Но рассуждать о теории заговора, конечно же, намного интереснее. Вот скажите, кому этот самый заговор выгоден? Альтернативной энергетике? Ну что ж, сравните бюджеты компаний, поставляющих солнечные фабрики, с доходами нефтегазодобывающей промышленности. Каким-то политикам? Но США так и не ратифицировали Киотский протокол, а новый договор, подразумевающий дальнейшее сокращение выбросов парниковых газов, до сих пор не принят. Более того, Киотский протокол, при всей его важности, смехотворен и не гарантирует сдерживания грядущей жары. Учёным, которые не знают, где ещё взять деньги на гранты? Этот убийственный аргумент подразумевает полнейшую безмозглость и грантополучателей, и грантовыдавателей и в комментариях не нуждается.

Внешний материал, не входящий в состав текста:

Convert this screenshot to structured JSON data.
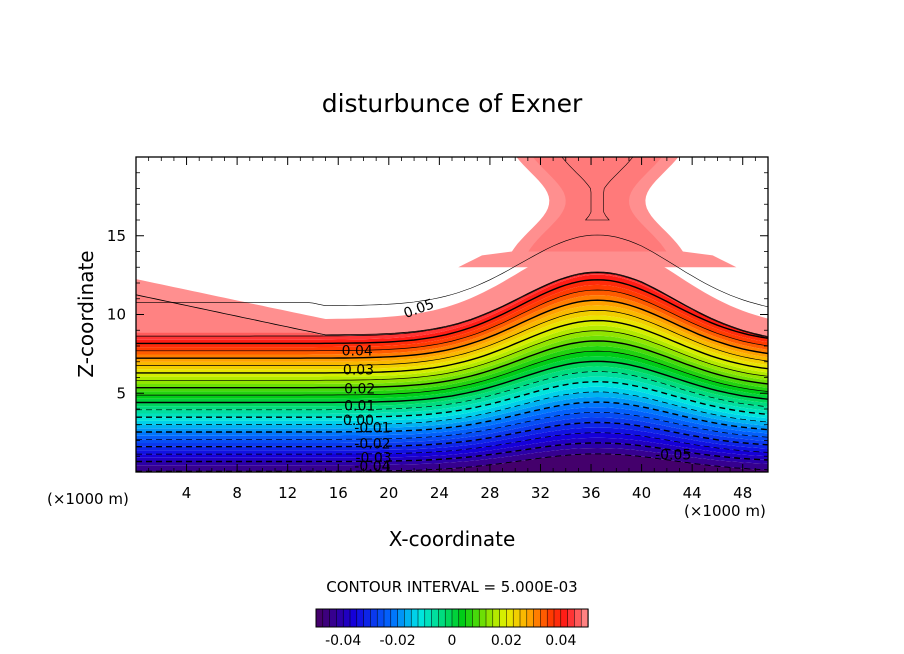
{
  "chart_data": {
    "type": "heatmap",
    "title": "disturbunce of Exner",
    "xlabel": "X-coordinate",
    "ylabel": "Z-coordinate",
    "x_unit_left": "(×1000 m)",
    "x_unit_right": "(×1000 m)",
    "xlim": [
      0,
      50
    ],
    "ylim": [
      0,
      20
    ],
    "x_ticks": [
      4,
      8,
      12,
      16,
      20,
      24,
      28,
      32,
      36,
      40,
      44,
      48
    ],
    "y_ticks": [
      5,
      10,
      15
    ],
    "contour_interval_label": "CONTOUR INTERVAL = 5.000E-03",
    "colorbar": {
      "range": [
        -0.05,
        0.05
      ],
      "ticks": [
        -0.04,
        -0.02,
        0,
        0.02,
        0.04
      ],
      "tick_labels": [
        "-0.04",
        "-0.02",
        "0",
        "0.02",
        "0.04"
      ]
    },
    "contour_labels": [
      {
        "text": "0.05",
        "x": 22.5,
        "z": 10.1
      },
      {
        "text": "0.04",
        "x": 17.5,
        "z": 7.4
      },
      {
        "text": "0.03",
        "x": 17.6,
        "z": 6.2
      },
      {
        "text": "0.02",
        "x": 17.7,
        "z": 5.0
      },
      {
        "text": "0.01",
        "x": 17.7,
        "z": 3.9
      },
      {
        "text": "0.00",
        "x": 17.6,
        "z": 3.0
      },
      {
        "text": "-0.01",
        "x": 18.7,
        "z": 2.5
      },
      {
        "text": "-0.02",
        "x": 18.7,
        "z": 1.5
      },
      {
        "text": "-0.03",
        "x": 18.8,
        "z": 0.6
      },
      {
        "text": "-0.04",
        "x": 18.7,
        "z": 0.05
      },
      {
        "text": "-0.05",
        "x": 42.5,
        "z": 0.8
      }
    ]
  }
}
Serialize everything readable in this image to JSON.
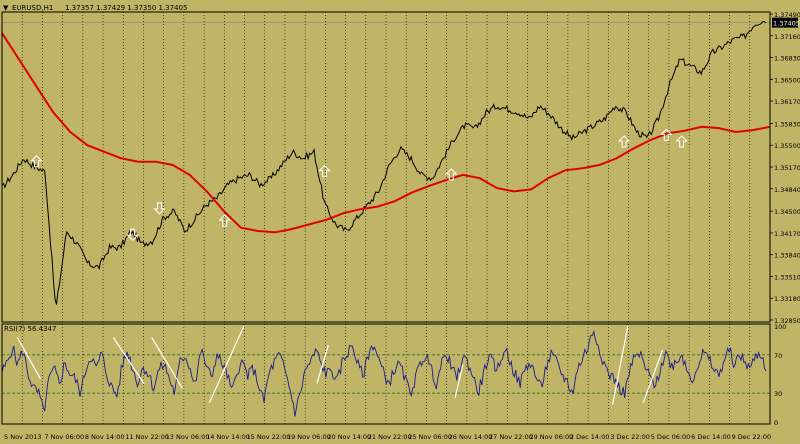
{
  "window": {
    "symbol_label": "EURUSD,H1",
    "ohlc_text": "1.37357 1.37429 1.37350 1.37405",
    "indicator_label": "RSI(7) 56.4347"
  },
  "colors": {
    "background": "#c0b466",
    "price_line": "#000000",
    "ma_line": "#e00000",
    "rsi_line": "#1a1a8c",
    "rsi_levels": "#2f6f2f",
    "trendlines": "#ffffff",
    "arrows": "#ffffff",
    "grid": "#000000"
  },
  "chart_data": [
    {
      "type": "line",
      "panel": "price",
      "title": "EURUSD,H1",
      "y_ticks": [
        "1.37490",
        "1.37160",
        "1.36830",
        "1.36500",
        "1.36170",
        "1.35830",
        "1.35500",
        "1.35170",
        "1.34840",
        "1.34500",
        "1.34170",
        "1.33840",
        "1.33510",
        "1.33180",
        "1.32850"
      ],
      "ylim": [
        1.3285,
        1.3749
      ],
      "current_price": "1.37405",
      "x_ticks": [
        "5 Nov 2013",
        "7 Nov 06:00",
        "8 Nov 14:00",
        "11 Nov 22:00",
        "13 Nov 06:00",
        "14 Nov 14:00",
        "15 Nov 22:00",
        "19 Nov 06:00",
        "20 Nov 14:00",
        "21 Nov 22:00",
        "25 Nov 06:00",
        "26 Nov 14:00",
        "27 Nov 22:00",
        "29 Nov 06:00",
        "2 Dec 14:00",
        "3 Dec 22:00",
        "5 Dec 06:00",
        "6 Dec 14:00",
        "9 Dec 22:00"
      ],
      "series": [
        {
          "values": [
            1.3485,
            1.3505,
            1.353,
            1.3518,
            1.351,
            1.33,
            1.342,
            1.34,
            1.337,
            1.3365,
            1.3395,
            1.3395,
            1.342,
            1.34,
            1.3405,
            1.344,
            1.345,
            1.342,
            1.344,
            1.346,
            1.347,
            1.349,
            1.35,
            1.3505,
            1.349,
            1.35,
            1.352,
            1.354,
            1.353,
            1.354,
            1.346,
            1.343,
            1.342,
            1.344,
            1.346,
            1.348,
            1.352,
            1.3545,
            1.353,
            1.3505,
            1.35,
            1.353,
            1.356,
            1.358,
            1.3575,
            1.36,
            1.361,
            1.3605,
            1.36,
            1.359,
            1.361,
            1.3595,
            1.3575,
            1.356,
            1.357,
            1.358,
            1.359,
            1.361,
            1.36,
            1.357,
            1.356,
            1.359,
            1.364,
            1.368,
            1.367,
            1.366,
            1.369,
            1.37,
            1.371,
            1.3715,
            1.3735,
            1.374
          ]
        },
        {
          "name": "MA",
          "values": [
            1.372,
            1.368,
            1.364,
            1.36,
            1.357,
            1.355,
            1.354,
            1.353,
            1.3525,
            1.3525,
            1.352,
            1.3505,
            1.348,
            1.345,
            1.3425,
            1.342,
            1.3418,
            1.3423,
            1.343,
            1.3437,
            1.3447,
            1.3453,
            1.3457,
            1.3465,
            1.3478,
            1.3488,
            1.3497,
            1.3505,
            1.35,
            1.3485,
            1.348,
            1.3483,
            1.35,
            1.3512,
            1.3515,
            1.352,
            1.353,
            1.3545,
            1.3558,
            1.3568,
            1.3572,
            1.3578,
            1.3576,
            1.357,
            1.3573,
            1.3578
          ]
        }
      ]
    },
    {
      "type": "line",
      "panel": "rsi",
      "title": "RSI(7) 56.4347",
      "y_ticks": [
        "100",
        "70",
        "30",
        "0"
      ],
      "ylim": [
        0,
        100
      ],
      "levels": [
        70,
        30
      ],
      "series": [
        {
          "values": [
            52,
            62,
            78,
            60,
            75,
            50,
            35,
            30,
            10,
            45,
            55,
            40,
            62,
            50,
            45,
            30,
            55,
            70,
            55,
            72,
            50,
            35,
            28,
            60,
            74,
            55,
            40,
            58,
            50,
            35,
            55,
            60,
            45,
            30,
            62,
            70,
            55,
            40,
            75,
            60,
            45,
            70,
            62,
            50,
            30,
            55,
            62,
            48,
            56,
            40,
            20,
            50,
            62,
            70,
            55,
            35,
            10,
            30,
            55,
            62,
            75,
            60,
            50,
            55,
            40,
            62,
            72,
            80,
            60,
            48,
            70,
            82,
            65,
            50,
            40,
            55,
            60,
            45,
            30,
            45,
            62,
            70,
            55,
            40,
            60,
            72,
            55,
            45,
            68,
            62,
            48,
            30,
            50,
            68,
            60,
            55,
            78,
            65,
            50,
            40,
            55,
            62,
            48,
            35,
            58,
            70,
            62,
            50,
            42,
            30,
            55,
            68,
            78,
            96,
            80,
            62,
            50,
            45,
            35,
            30,
            55,
            68,
            70,
            55,
            45,
            38,
            60,
            72,
            58,
            65,
            70,
            52,
            45,
            60,
            72,
            66,
            55,
            48,
            65,
            75,
            60,
            70,
            62,
            56,
            68,
            72,
            56
          ]
        }
      ]
    }
  ]
}
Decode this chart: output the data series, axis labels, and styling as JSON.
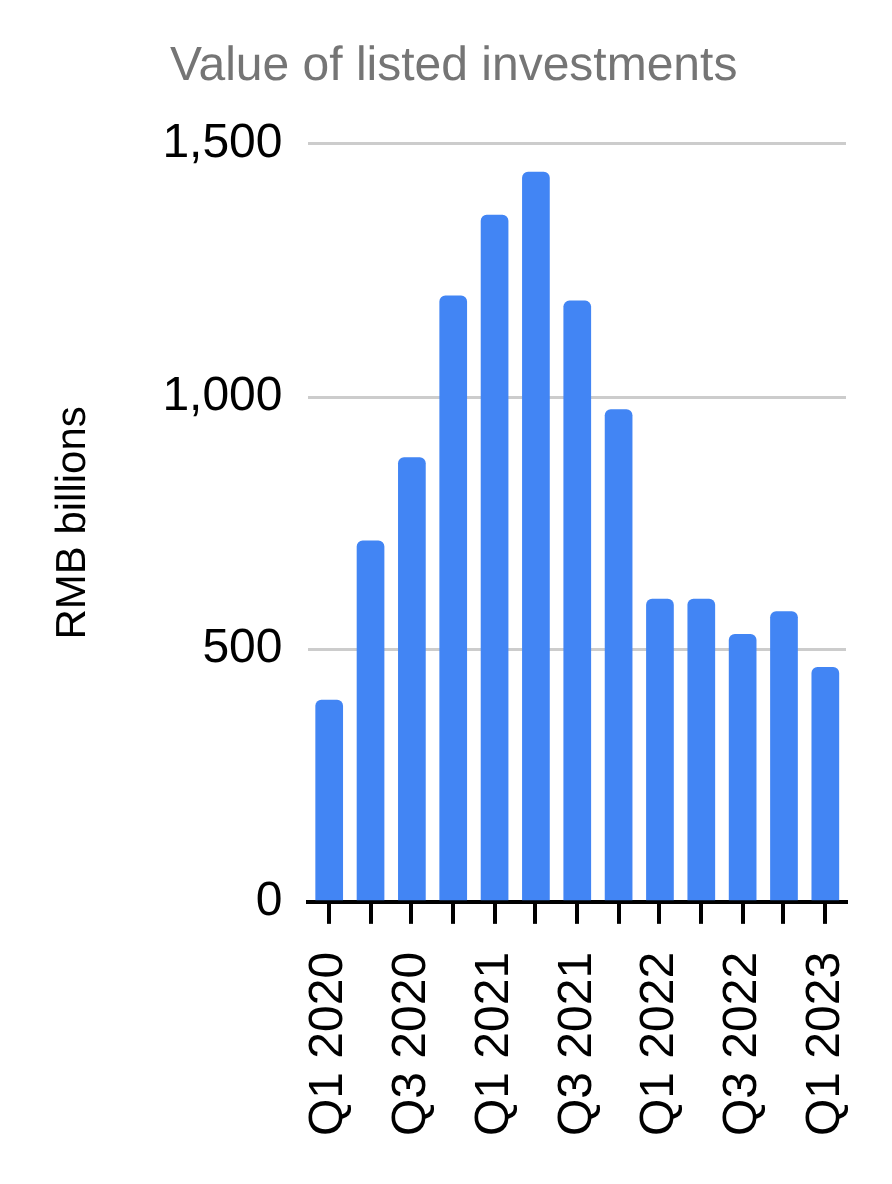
{
  "chart_data": {
    "type": "bar",
    "title": "Value of listed investments",
    "ylabel": "RMB billions",
    "categories": [
      "Q1 2020",
      null,
      "Q3 2020",
      null,
      "Q1 2021",
      null,
      "Q3 2021",
      null,
      "Q1 2022",
      null,
      "Q3 2022",
      null,
      "Q1 2023"
    ],
    "values": [
      400,
      715,
      880,
      1200,
      1360,
      1445,
      1190,
      975,
      600,
      600,
      530,
      575,
      465
    ],
    "color": "#4285f4",
    "ylim": [
      0,
      1500
    ],
    "yticks": [
      0,
      500,
      {
        "value": 1000,
        "label": "1,000"
      },
      {
        "value": 1500,
        "label": "1,500"
      }
    ],
    "grid": "y"
  }
}
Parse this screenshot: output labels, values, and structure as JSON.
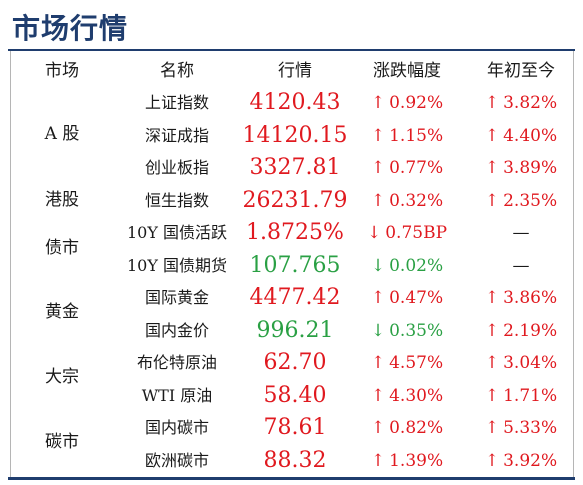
{
  "title": "市场行情",
  "headers": {
    "market": "市场",
    "name": "名称",
    "price": "行情",
    "change": "涨跌幅度",
    "ytd": "年初至今"
  },
  "markets": [
    {
      "label": "A 股"
    },
    {
      "label": "港股"
    },
    {
      "label": "债市"
    },
    {
      "label": "黄金"
    },
    {
      "label": "大宗"
    },
    {
      "label": "碳市"
    }
  ],
  "rows": [
    {
      "name": "上证指数",
      "price": "4120.43",
      "price_trend": "up",
      "change": "0.92%",
      "change_dir": "up",
      "ytd": "3.82%",
      "ytd_dir": "up"
    },
    {
      "name": "深证成指",
      "price": "14120.15",
      "price_trend": "up",
      "change": "1.15%",
      "change_dir": "up",
      "ytd": "4.40%",
      "ytd_dir": "up"
    },
    {
      "name": "创业板指",
      "price": "3327.81",
      "price_trend": "up",
      "change": "0.77%",
      "change_dir": "up",
      "ytd": "3.89%",
      "ytd_dir": "up"
    },
    {
      "name": "恒生指数",
      "price": "26231.79",
      "price_trend": "up",
      "change": "0.32%",
      "change_dir": "up",
      "ytd": "2.35%",
      "ytd_dir": "up"
    },
    {
      "name": "10Y 国债活跃",
      "price": "1.8725%",
      "price_trend": "up",
      "change": "0.75BP",
      "change_dir": "down-red",
      "ytd": "—",
      "ytd_dir": "none"
    },
    {
      "name": "10Y 国债期货",
      "price": "107.765",
      "price_trend": "down",
      "change": "0.02%",
      "change_dir": "down",
      "ytd": "—",
      "ytd_dir": "none"
    },
    {
      "name": "国际黄金",
      "price": "4477.42",
      "price_trend": "up",
      "change": "0.47%",
      "change_dir": "up",
      "ytd": "3.86%",
      "ytd_dir": "up"
    },
    {
      "name": "国内金价",
      "price": "996.21",
      "price_trend": "down",
      "change": "0.35%",
      "change_dir": "down",
      "ytd": "2.19%",
      "ytd_dir": "up"
    },
    {
      "name": "布伦特原油",
      "price": "62.70",
      "price_trend": "up",
      "change": "4.57%",
      "change_dir": "up",
      "ytd": "3.04%",
      "ytd_dir": "up"
    },
    {
      "name": "WTI 原油",
      "price": "58.40",
      "price_trend": "up",
      "change": "4.30%",
      "change_dir": "up",
      "ytd": "1.71%",
      "ytd_dir": "up"
    },
    {
      "name": "国内碳市",
      "price": "78.61",
      "price_trend": "up",
      "change": "0.82%",
      "change_dir": "up",
      "ytd": "5.33%",
      "ytd_dir": "up"
    },
    {
      "name": "欧洲碳市",
      "price": "88.32",
      "price_trend": "up",
      "change": "1.39%",
      "change_dir": "up",
      "ytd": "3.92%",
      "ytd_dir": "up"
    }
  ],
  "colors": {
    "up": "#e0191f",
    "down": "#2aa044",
    "accent": "#1f3d6e"
  }
}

На самом деле глобальное потепление не выгодно никому. Оно подразумевает, что мы все должны встать с пятой точки, перестать воровать и потреблять, поменять отношение к планете и полностью перестроить всю инфраструктуру нашей великой и жалкой цивилизации. Робкие учёные время от времени напоминают, что это вполне можно сделать (кстати, совсем не обязательно зацикливаться на углекислом газе). Напоминают, что экономически выгоднее начинать борьбу с потеплением, защищать биоразнообразие и готовиться к новому переселению народов уже сейчас, пока не поздно.
IV
Как видим, при всём обилии новостей ничего революционного в науках о Земле не произошло: всего лишь уточняются методы наблюдения и анализа. Эта кропотливая работа обывателю незаметна и непонятна.
Расскажу вам на эту тему один анекдот. В 1970-е годы великий философ Мераб Константинович Мамардашвили, уволенный из «Вопросов философии», был принят на работу в Институт истории естествознания и техники. Два года спустя он, как добропорядочный научный сотрудник, представил начальству трактат «Стрела познания», которым обеспечил себе место в истории мировой философии, — после чего с ним распрощались «за невыполнение плана».
Мораль проста: обывателя не интересуют ни философия, ни наука. Он стремится реализовать своё внутреннее состояние — так, как будто это состояние внешнего ему мира. И сельским леди и джентльменам всё равно, что при этом подвернётся под руку: политика, идеология, искусство или наука.
P. S. 2013 год обещает быть самым жарким в новейшей истории. Готовьтесь.